9) Working with WWF.

a. Operational and Programmatic Independence. WWF does not operate as an agent or representative for any other party or entity, including those who financially support WWF’s work. WWF does not accept funding or other support from any source that could compromise its independence. All of WWF’s actions, undertakings, and positions are determined by WWF alone.

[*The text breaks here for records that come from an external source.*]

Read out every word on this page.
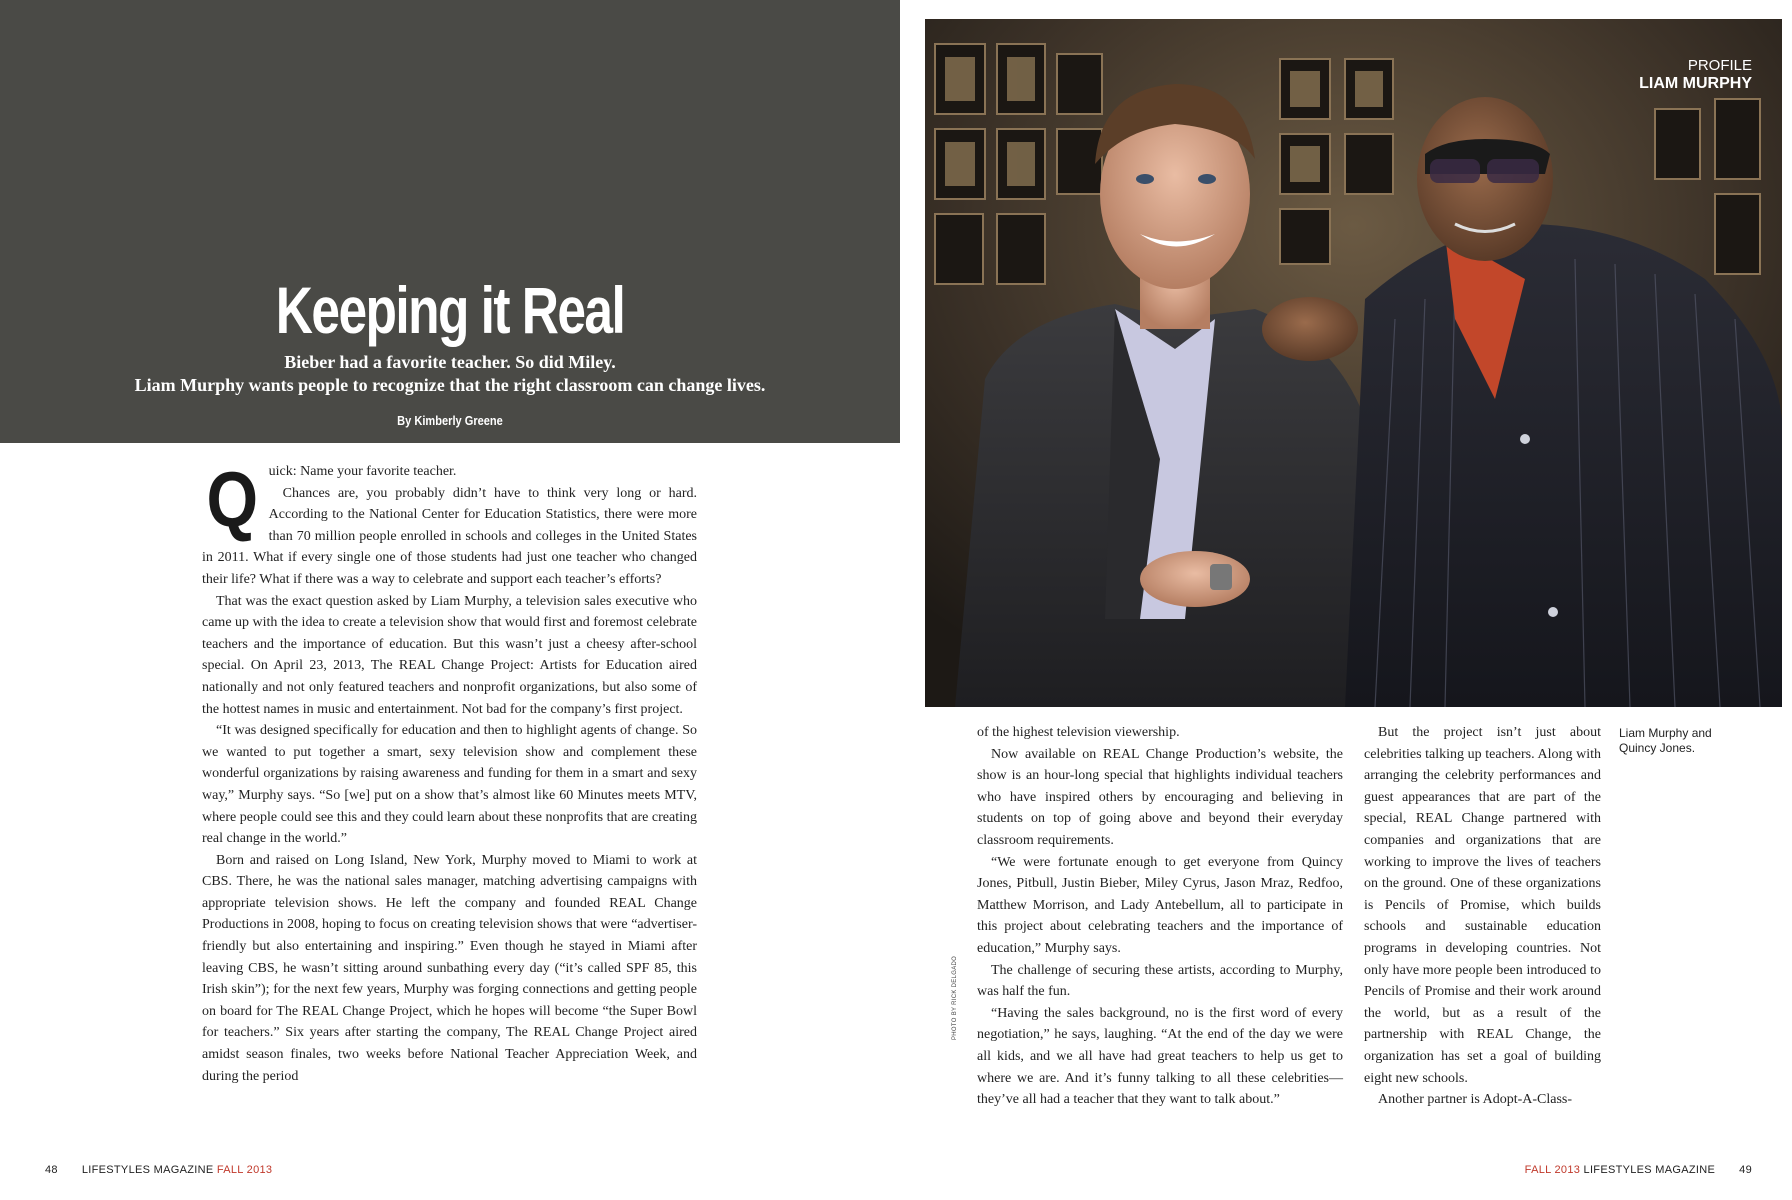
Keeping it Real
Bieber had a favorite teacher. So did Miley.
Liam Murphy wants people to recognize that the right classroom can change lives.
By Kimberly Greene

Quick: Name your favorite teacher.

Chances are, you probably didn’t have to think very long or hard. According to the National Center for Education Statistics, there were more than 70 million people enrolled in schools and colleges in the United States in 2011. What if every single one of those students had just one teacher who changed their life? What if there was a way to celebrate and support each teacher’s efforts?

That was the exact question asked by Liam Murphy, a television sales executive who came up with the idea to create a television show that would first and foremost celebrate teachers and the importance of education. But this wasn’t just a cheesy after-school special. On April 23, 2013, The REAL Change Project: Artists for Education aired nationally and not only featured teachers and nonprofit organizations, but also some of the hottest names in music and entertainment. Not bad for the company’s first project.

“It was designed specifically for education and then to highlight agents of change. So we wanted to put together a smart, sexy television show and complement these wonderful organizations by raising awareness and funding for them in a smart and sexy way,” Murphy says. “So [we] put on a show that’s almost like 60 Minutes meets MTV, where people could see this and they could learn about these nonprofits that are creating real change in the world.”

Born and raised on Long Island, New York, Murphy moved to Miami to work at CBS. There, he was the national sales manager, matching advertising campaigns with appropriate television shows. He left the company and founded REAL Change Productions in 2008, hoping to focus on creating television shows that were “advertiser-friendly but also entertaining and inspiring.” Even though he stayed in Miami after leaving CBS, he wasn’t sitting around sunbathing every day (“it’s called SPF 85, this Irish skin”); for the next few years, Murphy was forging connections and getting people on board for The REAL Change Project, which he hopes will become “the Super Bowl for teachers.” Six years after starting the company, The REAL Change Project aired amidst season finales, two weeks before National Teacher Appreciation Week, and during the period

PROFILE
LIAM MURPHY
PHOTO BY RICK DELGADO

of the highest television viewership.

Now available on REAL Change Production’s website, the show is an hour-long special that highlights individual teachers who have inspired others by encouraging and believing in students on top of going above and beyond their everyday classroom requirements.

“We were fortunate enough to get everyone from Quincy Jones, Pitbull, Justin Bieber, Miley Cyrus, Jason Mraz, Redfoo, Matthew Morrison, and Lady Antebellum, all to participate in this project about celebrating teachers and the importance of education,” Murphy says.

The challenge of securing these artists, according to Murphy, was half the fun.

“Having the sales background, no is the first word of every negotiation,” he says, laughing. “At the end of the day we were all kids, and we all have had great teachers to help us get to where we are. And it’s funny talking to all these celebrities—they’ve all had a teacher that they want to talk about.”

But the project isn’t just about celebrities talking up teachers. Along with arranging the celebrity performances and guest appearances that are part of the special, REAL Change partnered with companies and organizations that are working to improve the lives of teachers on the ground. One of these organizations is Pencils of Promise, which builds schools and sustainable education programs in developing countries. Not only have more people been introduced to Pencils of Promise and their work around the world, but as a result of the partnership with REAL Change, the organization has set a goal of building eight new schools.

Another partner is Adopt-A-Class-

Liam Murphy and Quincy Jones.
48 LIFESTYLES MAGAZINE FALL 2013	FALL 2013 LIFESTYLES MAGAZINE 49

b. Commitment to Integrity and Good Conduct. WWF’s Commitment to Integrity and Good Conduct (available at https://www.worldwildlife.org/pages/commitment-to-integrity-and-good-conduct) is hereby incorporated into this MOU. Participant must, and agrees that it shall, ensure that it has effective standards of conduct and internal control structures in place that conform to these commitments. If Participant becomes aware of any allegations or actual actions arising in connection with the activities hereunder that do not so conform, whether received, observed, or engaged in by Participant’s staff, consultants, or other third parties, Participant must immediately inform WWF in writing and provide WWF with regular updates on any investigation or developments. WWF will determine the appropriate course of action, which may include termination of this MOU with immediate effect. WWF reserves its rights to exercise any and all other remedies under this MOU.

10) Miscellaneous Provisions 

a. This is a non-exclusive agreement between the two parties and preserves the right of each to work independently or with others.

b. This MOU contains the entire agreement of the parties regarding its subject matter.

c. Nothing in this MOU shall create an employment or agency relationship; neither party shall make any commitments or take any positions on behalf of the other without that party’s specific, written consent. This MOU shall be interpreted under the laws of the District of Columbia, USA, without regard to its conflict of laws rules. Any action brought to enforce or interpret this MOU, or arising out of the activities described in this MOU, shall be brought in a court of appropriate jurisdiction in the District of Columbia.

d. Neither party may assign, directly or indirectly, all or part of its rights or obligations under this MOU without the prior written consent of the other party.

e. This MOU may be executed in one or more counterparts, each of which, when so executed and delivered, shall be deemed to be an original and all of which, taken together, shall constitute one and the same agreement. Facsimile signatures and .pdf signatures transmitted by email shall be deemed to have the same full force and effect as original signatures.